Any container that does not specify a request will be given 250m CPU & 256Mi memory by default.
Any container that does not specify a limit will be given 500m CPU & 512Mi memory by default.
Containers cannot exceed 2 CPU cores or 4GB memory.
Containers must request at least 100m CPU and 128Mi memory.

Example of PriorityClass

apiVersion: scheduling.k8s.io/v1
kind: PriorityClass
metadata:
  name: high-priority
value: 100000
globalDefault: false
description: "This priority is for critical workloads like API services."
---
apiVersion: scheduling.k8s.io/v1
kind: PriorityClass
metadata:
  name: low-priority
value: 1000
globalDefault: false
description: "This priority is for non-essential background tasks."

value field determines priority (higher is better).
globalDefault: false ensures this priority is not applied to all pods by default.
The high-priority class (100000) is for critical services, while the low-priority class (1000) is for batch jobs.

Now, assign priority classes to pods.

apiVersion: v1
kind: Pod
metadata:
  name: critical-app
  namespace: production
spec:
  priorityClassName: high-priority  # Assign high priority
  containers:
    - name: app
      image: nginx

If the cluster runs out of resources, Kubernetes evicts lower-priority pods first.
If a high-priority pod is scheduled but there’s no room, Kubernetes preempts lower-priority pods to make space.
Useful for ensuring critical apps always run, even in resource-constrained environments.

Choose the right instance type

Selecting the ideal instance type depends on your workload:

Compute, Memory, or GPU Intensive? Optimize based on resource needs.
Spot or Preemptible Instances? Ideal for non-critical workloads at lower cost.
Reserved Instances? Cost-effective for long-term, stable workloads.

A balanced cluster may include multiple instance types:

30% Reserved Nodes – Prepaid nodes with guaranteed CPU and memory for critical workloads, ensuring stability for the next year.
70% Spot/Preemptible Nodes – 60-90% cheaper than on-demand, perfect for workloads using HPA with at least 5 replicas distributed across multiple nodes.

Your optimal configuration depends on workload demands, balancing cost savings with reliability.

Clusters consolidation for Cost Efficiency

Running separate clusters for Testing, Staging, and Production can lead to unnecessary overhead costs.

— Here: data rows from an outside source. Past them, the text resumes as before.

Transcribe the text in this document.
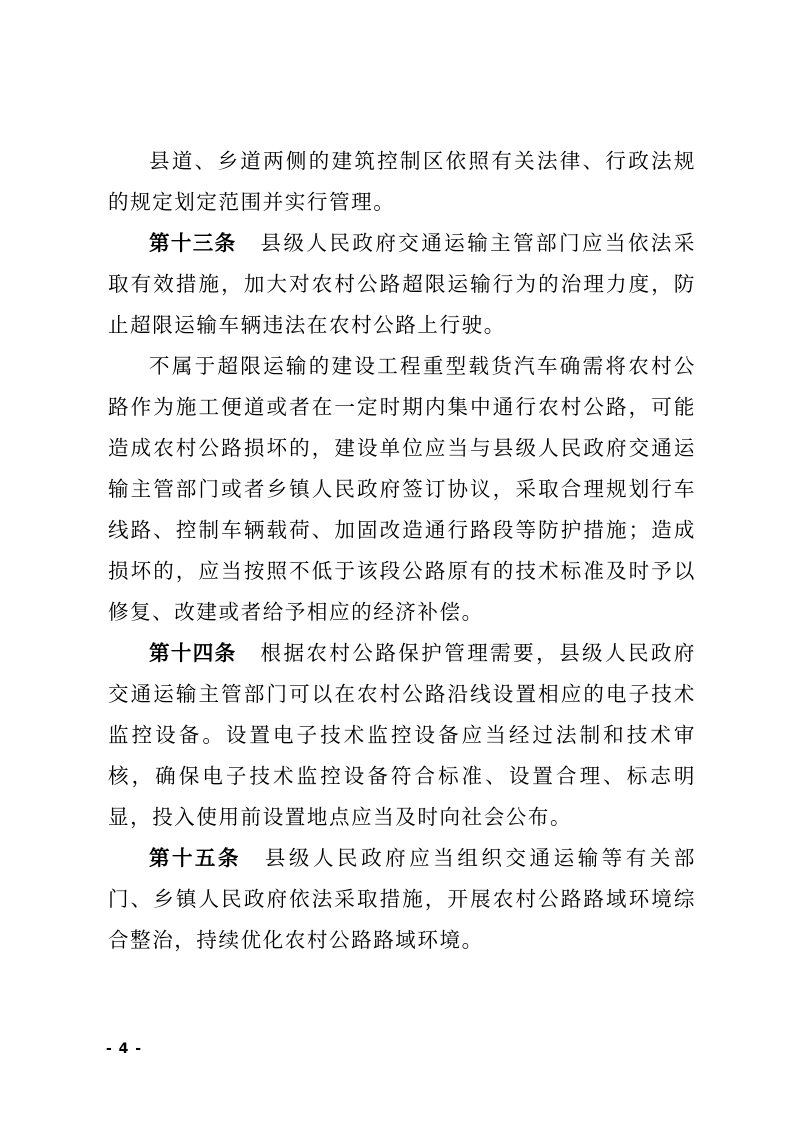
县道、乡道两侧的建筑控制区依照有关法律、行政法规的规定划定范围并实行管理。

第十三条 县级人民政府交通运输主管部门应当依法采取有效措施，加大对农村公路超限运输行为的治理力度，防止超限运输车辆违法在农村公路上行驶。

不属于超限运输的建设工程重型载货汽车确需将农村公路作为施工便道或者在一定时期内集中通行农村公路，可能造成农村公路损坏的，建设单位应当与县级人民政府交通运输主管部门或者乡镇人民政府签订协议，采取合理规划行车线路、控制车辆载荷、加固改造通行路段等防护措施；造成损坏的，应当按照不低于该段公路原有的技术标准及时予以修复、改建或者给予相应的经济补偿。

第十四条 根据农村公路保护管理需要，县级人民政府交通运输主管部门可以在农村公路沿线设置相应的电子技术监控设备。设置电子技术监控设备应当经过法制和技术审核，确保电子技术监控设备符合标准、设置合理、标志明显，投入使用前设置地点应当及时向社会公布。

第十五条 县级人民政府应当组织交通运输等有关部门、乡镇人民政府依法采取措施，开展农村公路路域环境综合整治，持续优化农村公路路域环境。

- 4 -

Consolidating them into a single cluster can reduce infrastructure expenses, improve resource utilization, and simplify management.

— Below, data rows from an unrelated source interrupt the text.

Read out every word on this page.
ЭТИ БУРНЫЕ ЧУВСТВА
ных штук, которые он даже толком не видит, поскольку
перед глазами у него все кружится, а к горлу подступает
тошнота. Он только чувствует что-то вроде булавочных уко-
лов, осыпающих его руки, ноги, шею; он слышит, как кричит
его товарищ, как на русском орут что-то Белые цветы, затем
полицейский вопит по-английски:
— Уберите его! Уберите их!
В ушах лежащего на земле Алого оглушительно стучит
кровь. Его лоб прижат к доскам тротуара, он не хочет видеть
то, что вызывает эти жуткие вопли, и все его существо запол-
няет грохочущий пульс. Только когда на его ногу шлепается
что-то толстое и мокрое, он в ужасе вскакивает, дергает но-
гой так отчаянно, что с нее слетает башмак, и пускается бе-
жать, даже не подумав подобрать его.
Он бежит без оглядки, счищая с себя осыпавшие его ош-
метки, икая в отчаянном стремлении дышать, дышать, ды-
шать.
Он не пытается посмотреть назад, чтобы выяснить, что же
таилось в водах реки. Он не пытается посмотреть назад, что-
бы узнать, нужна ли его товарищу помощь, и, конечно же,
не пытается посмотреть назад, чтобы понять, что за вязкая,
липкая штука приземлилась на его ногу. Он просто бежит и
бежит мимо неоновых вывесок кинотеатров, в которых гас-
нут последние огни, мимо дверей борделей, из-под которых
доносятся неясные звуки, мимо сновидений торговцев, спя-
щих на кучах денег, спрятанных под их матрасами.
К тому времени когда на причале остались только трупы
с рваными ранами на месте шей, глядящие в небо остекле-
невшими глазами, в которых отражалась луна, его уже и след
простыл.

Key Strategies for Consolidation:

Multi-Tenancy with Namespaces – Instead of separate clusters, use namespaces to isolate environments while sharing resources.
Resource Quotas & LimitRanges – Prevent resource overuse and ensure fair allocation within a shared cluster.
Node Pools for Environment Isolation – Use different node groups for Testing, Staging, and Production to maintain stability while optimizing costs.

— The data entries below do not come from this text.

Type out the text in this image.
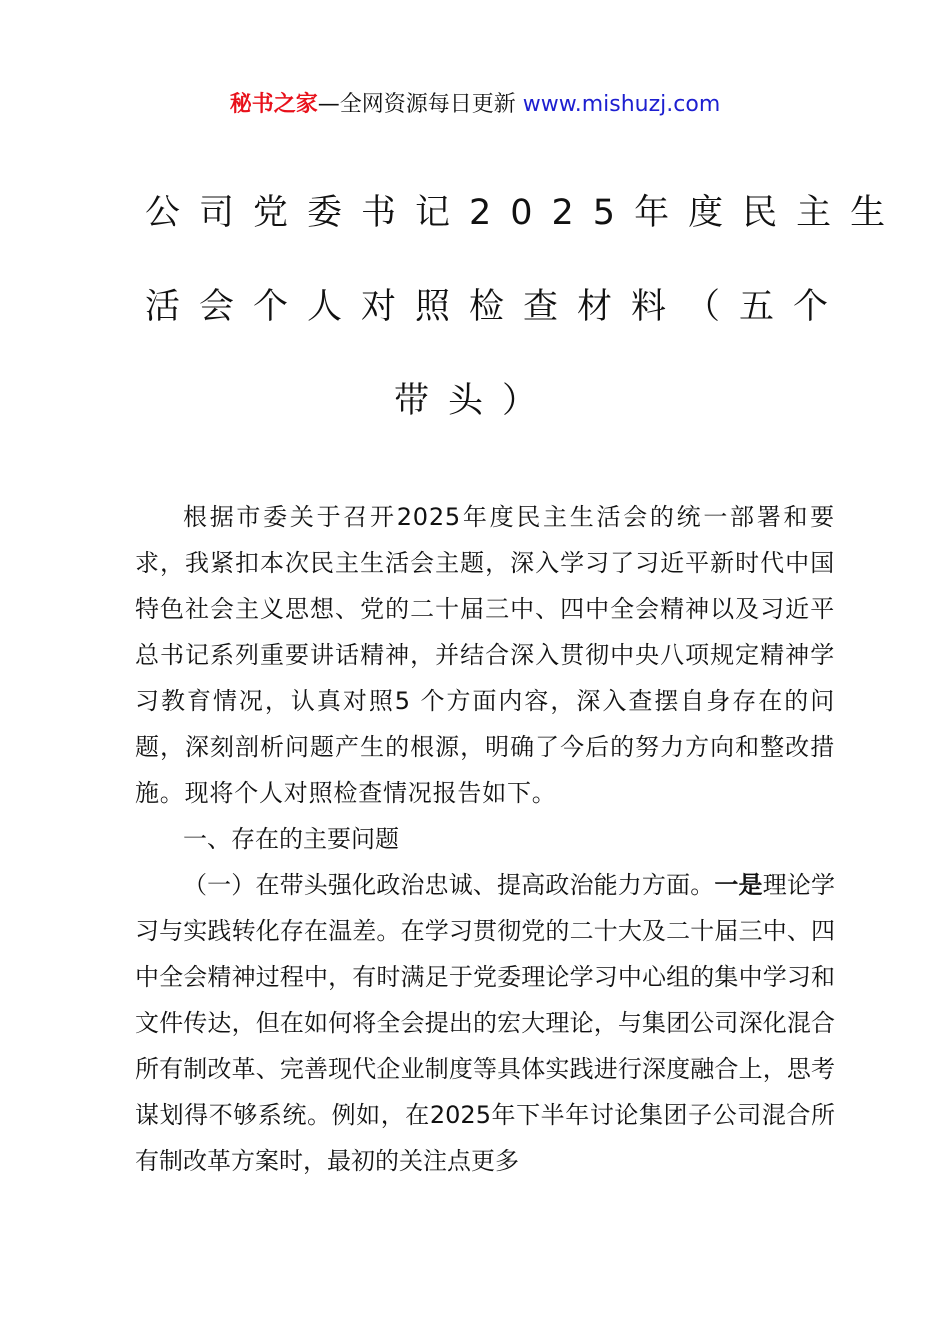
秘书之家—全网资源每日更新 www.mishuzj.com
公司党委书记2025年度民主生
活会个人对照检查材料（五个
带头）

根据市委关于召开2025年度民主生活会的统一部署和要求，我紧扣本次民主生活会主题，深入学习了习近平新时代中国特色社会主义思想、党的二十届三中、四中全会精神以及习近平总书记系列重要讲话精神，并结合深入贯彻中央八项规定精神学习教育情况，认真对照5 个方面内容，深入查摆自身存在的问题，深刻剖析问题产生的根源，明确了今后的努力方向和整改措施。现将个人对照检查情况报告如下。

一、存在的主要问题

（一）在带头强化政治忠诚、提高政治能力方面。一是理论学习与实践转化存在温差。在学习贯彻党的二十大及二十届三中、四中全会精神过程中，有时满足于党委理论学习中心组的集中学习和文件传达，但在如何将全会提出的宏大理论，与集团公司深化混合所有制改革、完善现代企业制度等具体实践进行深度融合上，思考谋划得不够系统。例如，在2025年下半年讨论集团子公司混合所有制改革方案时，最初的关注点更多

Scaling Down Non-Critical Environments:

Scale down Testing & Staging clusters to zero during weekends or non-working hours to cut costs.
Use Cluster Autoscaler and Scheduled Scaling to dynamically adjust resources when needed.

By consolidating clusters and optimizing scaling, you can significantly reduce infrastructure costs while maintaining performance and reliability.